The son of Proud Citizen was not among the early nominees to the 2018 Triple Crown series, but, after rallying up the rail to best Pony Up by a neck in the March Grade 3 Jeff Ruby Steaks on March 17 at Turfway Park, the above payment figures to be sent on his behalf when the deadline for late nominations to the American Triple Crown races closes March 19.
While Turfway’s signature race on its synthetic main track has yielded more successful turf runners in recent years than significant contenders on the Road to the Kentucky Derby, Blended Citizen is expected to try and bust that trend.
Though his only win heading into Saturday’s 1 1/8-mile race was a maiden victory on the Del Mar turf going one mile on Nov. 24, Blended Citizen’s team indicated after his first graded stakes win that a trip to Louisville for the Kentucky Derby Presented by Woodford Reserve would be on the table if the colt can amass enough qualifying points.
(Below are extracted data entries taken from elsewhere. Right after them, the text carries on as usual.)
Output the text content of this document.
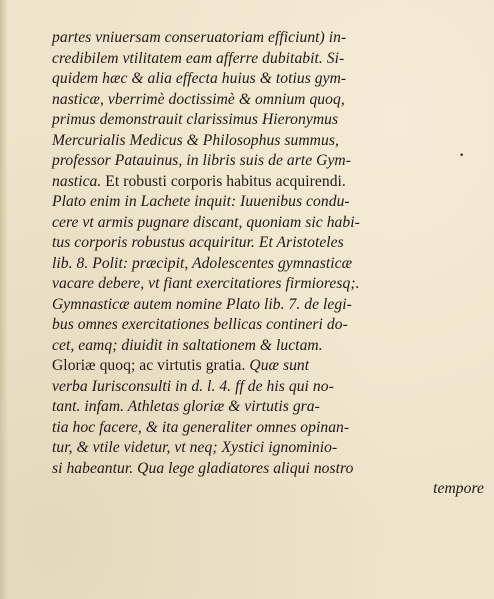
partes vniuersam conseruatoriam efficiunt) in-
credibilem vtilitatem eam afferre dubitabit. Si-
quidem hæc & alia effecta huius & totius gym-
nasticæ, vberrimè doctissimè & omnium quoq,
primus demonstrauit clarissimus Hieronymus
Mercurialis Medicus & Philosophus summus,
professor Patauinus, in libris suis de arte Gym-
nastica. Et robusti corporis habitus acquirendi.
Plato enim in Lachete inquit: Iuuenibus condu-
cere vt armis pugnare discant, quoniam sic habi-
tus corporis robustus acquiritur. Et Aristoteles
lib. 8. Polit: præcipit, Adolescentes gymnasticæ
vacare debere, vt fiant exercitatiores firmioresq;.
Gymnasticæ autem nomine Plato lib. 7. de legi-
bus omnes exercitationes bellicas contineri do-
cet, eamq; diuidit in saltationem & luctam.
Gloriæ quoq; ac virtutis gratia. Quæ sunt
verba Iurisconsulti in d. l. 4. ff de his qui no-
tant. infam. Athletas gloriæ & virtutis gra-
tia hoc facere, & ita generaliter omnes opinan-
tur, & vtile videtur, vt neq; Xystici ignominio-
si habeantur. Qua lege gladiatores aliqui nostro
tempore
•
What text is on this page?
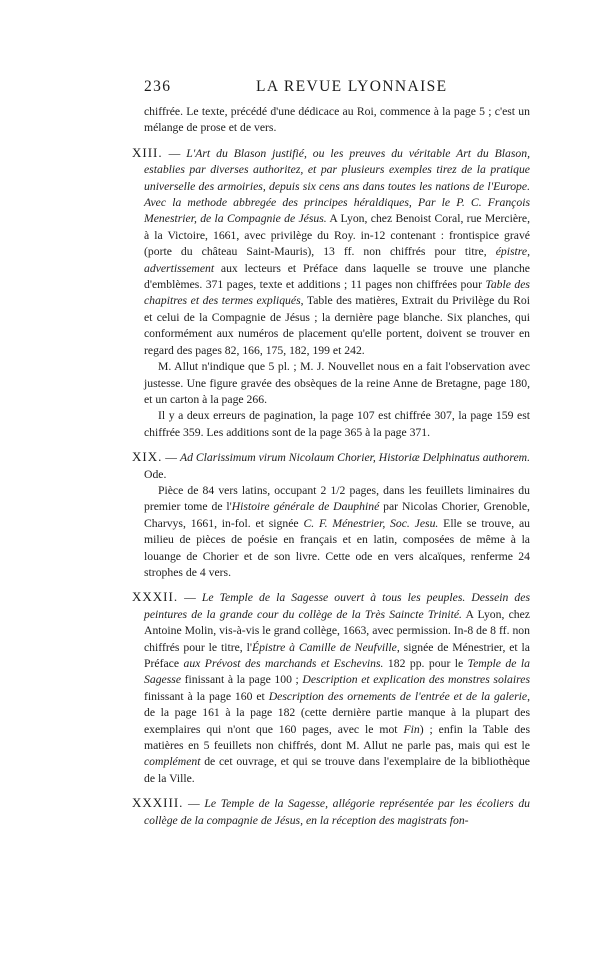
236	LA REVUE LYONNAISE

chiffrée. Le texte, précédé d'une dédicace au Roi, commence à la page 5 ; c'est un mélange de prose et de vers.

XIII. — L'Art du Blason justifié, ou les preuves du véritable Art du Blason, establies par diverses authoritez, et par plusieurs exemples tirez de la pratique universelle des armoiries, depuis six cens ans dans toutes les nations de l'Europe. Avec la methode abbregée des principes héraldiques, Par le P. C. François Menestrier, de la Compagnie de Jésus. A Lyon, chez Benoist Coral, rue Mercière, à la Victoire, 1661, avec privilège du Roy. in-12 contenant : frontispice gravé (porte du château Saint-Mauris), 13 ff. non chiffrés pour titre, épistre, advertissement aux lecteurs et Préface dans laquelle se trouve une planche d'emblèmes. 371 pages, texte et additions ; 11 pages non chiffrées pour Table des chapitres et des termes expliqués, Table des matières, Extrait du Privilège du Roi et celui de la Compagnie de Jésus ; la dernière page blanche. Six planches, qui conformément aux numéros de placement qu'elle portent, doivent se trouver en regard des pages 82, 166, 175, 182, 199 et 242.

M. Allut n'indique que 5 pl. ; M. J. Nouvellet nous en a fait l'observation avec justesse. Une figure gravée des obsèques de la reine Anne de Bretagne, page 180, et un carton à la page 266.

Il y a deux erreurs de pagination, la page 107 est chiffrée 307, la page 159 est chiffrée 359. Les additions sont de la page 365 à la page 371.

XIX. — Ad Clarissimum virum Nicolaum Chorier, Historiæ Delphinatus authorem. Ode.

Pièce de 84 vers latins, occupant 2 1/2 pages, dans les feuillets liminaires du premier tome de l'Histoire générale de Dauphiné par Nicolas Chorier, Grenoble, Charvys, 1661, in-fol. et signée C. F. Ménestrier, Soc. Jesu. Elle se trouve, au milieu de pièces de poésie en français et en latin, composées de même à la louange de Chorier et de son livre. Cette ode en vers alcaïques, renferme 24 strophes de 4 vers.

XXXII. — Le Temple de la Sagesse ouvert à tous les peuples. Dessein des peintures de la grande cour du collège de la Très Saincte Trinité. A Lyon, chez Antoine Molin, vis-à-vis le grand collège, 1663, avec permission. In-8 de 8 ff. non chiffrés pour le titre, l'Épistre à Camille de Neufville, signée de Ménestrier, et la Préface aux Prévost des marchands et Eschevins. 182 pp. pour le Temple de la Sagesse finissant à la page 100 ; Description et explication des monstres solaires finissant à la page 160 et Description des ornements de l'entrée et de la galerie, de la page 161 à la page 182 (cette dernière partie manque à la plupart des exemplaires qui n'ont que 160 pages, avec le mot Fin) ; enfin la Table des matières en 5 feuillets non chiffrés, dont M. Allut ne parle pas, mais qui est le complément de cet ouvrage, et qui se trouve dans l'exemplaire de la bibliothèque de la Ville.

XXXIII. — Le Temple de la Sagesse, allégorie représentée par les écoliers du collège de la compagnie de Jésus, en la réception des magistrats fon-
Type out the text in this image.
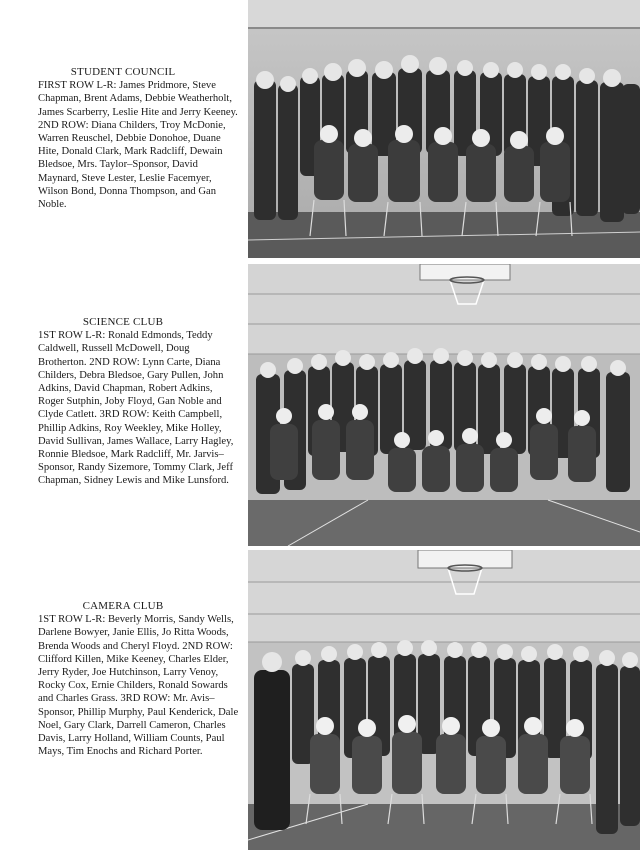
STUDENT COUNCIL

FIRST ROW L-R: James Pridmore, Steve Chapman, Brent Adams, Debbie Weatherholt, James Scarberry, Leslie Hite and Jerry Keeney. 2ND ROW: Diana Childers, Troy McDonie, Warren Reuschel, Debbie Donohoe, Duane Hite, Donald Clark, Mark Radcliff, Dewain Bledsoe, Mrs. Taylor–Sponsor, David Maynard, Steve Lester, Leslie Facemyer, Wilson Bond, Donna Thompson, and Gan Noble.

SCIENCE CLUB

1ST ROW L-R: Ronald Edmonds, Teddy Caldwell, Russell McDowell, Doug Brotherton. 2ND ROW: Lynn Carte, Diana Childers, Debra Bledsoe, Gary Pullen, John Adkins, David Chapman, Robert Adkins, Roger Sutphin, Joby Floyd, Gan Noble and Clyde Catlett. 3RD ROW: Keith Campbell, Phillip Adkins, Roy Weekley, Mike Holley, David Sullivan, James Wallace, Larry Hagley, Ronnie Bledsoe, Mark Radcliff, Mr. Jarvis–Sponsor, Randy Sizemore, Tommy Clark, Jeff Chapman, Sidney Lewis and Mike Lunsford.

CAMERA CLUB

1ST ROW L-R: Beverly Morris, Sandy Wells, Darlene Bowyer, Janie Ellis, Jo Ritta Woods, Brenda Woods and Cheryl Floyd. 2ND ROW: Clifford Killen, Mike Keeney, Charles Elder, Jerry Ryder, Joe Hutchinson, Larry Venoy, Rocky Cox, Ernie Childers, Ronald Sowards and Charles Grass. 3RD ROW: Mr. Avis–Sponsor, Phillip Murphy, Paul Kenderick, Dale Noel, Gary Clark, Darrell Cameron, Charles Davis, Larry Holland, William Counts, Paul Mays, Tim Enochs and Richard Porter.
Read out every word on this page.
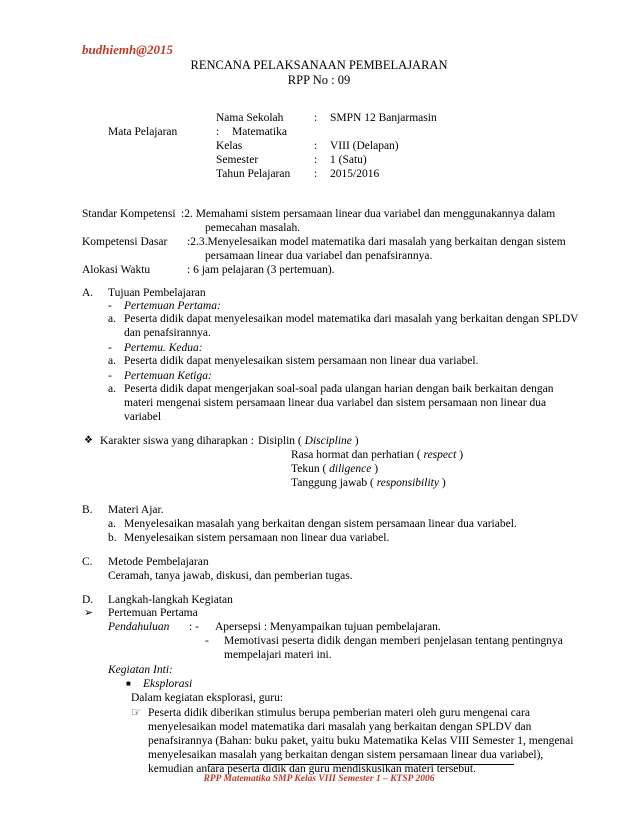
budhiemh@2015
RENCANA PELAKSANAAN PEMBELAJARAN
RPP No : 09
Nama Sekolah	: SMPN 12 Banjarmasin
Mata Pelajaran	: Matematika
Kelas	: VIII (Delapan)
Semester	: 1 (Satu)
Tahun Pelajaran : 2015/2016
Standar Kompetensi :2. Memahami sistem persamaan linear dua variabel dan menggunakannya dalam
pemecahan masalah.
Kompetensi Dasar :2.3.Menyelesaikan model matematika dari masalah yang berkaitan dengan sistem
persamaan linear dua variabel dan penafsirannya.
Alokasi Waktu	: 6 jam pelajaran (3 pertemuan).
A. Tujuan Pembelajaran
- Pertemuan Pertama:
a. Peserta didik dapat menyelesaikan model matematika dari masalah yang berkaitan dengan SPLDV
dan penafsirannya.
- Pertemu. Kedua:
a. Peserta didik dapat menyelesaikan sistem persamaan non linear dua variabel.
- Pertemuan Ketiga:
a. Peserta didik dapat mengerjakan soal-soal pada ulangan harian dengan baik berkaitan dengan
materi mengenai sistem persamaan linear dua variabel dan sistem persamaan non linear dua
variabel
❖ Karakter siswa yang diharapkan : Disiplin ( Discipline )
Rasa hormat dan perhatian ( respect )
Tekun ( diligence )
Tanggung jawab ( responsibility )
B. Materi Ajar.
a. Menyelesaikan masalah yang berkaitan dengan sistem persamaan linear dua variabel.
b. Menyelesaikan sistem persamaan non linear dua variabel.
C. Metode Pembelajaran
Ceramah, tanya jawab, diskusi, dan pemberian tugas.
D. Langkah-langkah Kegiatan
➢ Pertemuan Pertama
Pendahuluan : - Apersepsi : Menyampaikan tujuan pembelajaran.
- Memotivasi peserta didik dengan memberi penjelasan tentang pentingnya
mempelajari materi ini.
Kegiatan Inti:
■ Eksplorasi
Dalam kegiatan eksplorasi, guru:
☞ Peserta didik diberikan stimulus berupa pemberian materi oleh guru mengenai cara
menyelesaikan model matematika dari masalah yang berkaitan dengan SPLDV dan
penafsirannya (Bahan: buku paket, yaitu buku Matematika Kelas VIII Semester 1, mengenai
menyelesaikan masalah yang berkaitan dengan sistem persamaan linear dua variabel),
kemudian antara peserta didik dan guru mendiskusikan materi tersebut.
RPP Matematika SMP Kelas VIII Semester 1 – KTSP 2006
“[Trainer] Doug O’Neill sent him here to win and get into the Kentucky Derby,” Octavio Vergara, assistant to O’Neill, said.
Owned by Greg Hall and Sayjay Racing, Blended Citizen is winless in three starts on the dirt. It is on synthetic tracks that the bay colt has shown his most promise, finishing third to the filly Paved in the Feb. 17 El Camino Real Derby at Golden Gate Fields during his seasonal bow.
With the Jeff Ruby Steaks boasting a wide-open field of 12, the opportunity was there for the O’Neill trainee to use his late kick and secure the 20 Kentucky Derby qualifying points bestowed to the winner.
The stage was set when favorite Hazit stumbled out of the gate and never got involved, and 13-1 shot Mugaritz shot to the front and set fractions of :25.14 and :48.77 while Blended Citizen rated between horses in seventh.
Mugaritz did his best to steal the race when he opened up a six-length lead heading into the far turn, but the masses began to swallow him up heading into the stretch drive as his advantage dwindled to a length. With the pacesetter getting weary, jockey Kyle Frey drove Blended Citizen up the rail and held off Pony Up charging down the middle of the track to prevail.
“We broke a little quicker, and we were a lot closer than I expected, and I had to steady a bit because the outside horse closed in on us early in the race,” Frey said of his mount. “I wasn’t too worried about it. I pulled out of there and waited. About the half-mile pole, it seemed like the race just started to fall apart. As things opened up, I just let Jesus take the wheel. With the way he was moving, all I needed was an opening, and I got it.”
Added Vergara, “I knew he would run good. Last time out, he should have won the El Camino Real Derby, but he got stopped twice.”
Pony Up, who tracked in ninth down the backstretch, was a length clear of third-place finisher Arawak, with Zanesville and Mugaritz rounding out the top five. Hazit, the 3-1 favorite, was last.
Sent off at 6-1 odds, Blended Citizen improved to two wins from eight career starts with $167,054 in earnings. He was bred in Kentucky by Ray Hanson out of the Langfuhr mare Langara Lass and was purchased by Brooke Hubbard, agent for $85,000 out of the 2017 OBS March 2-year-olds in training sale.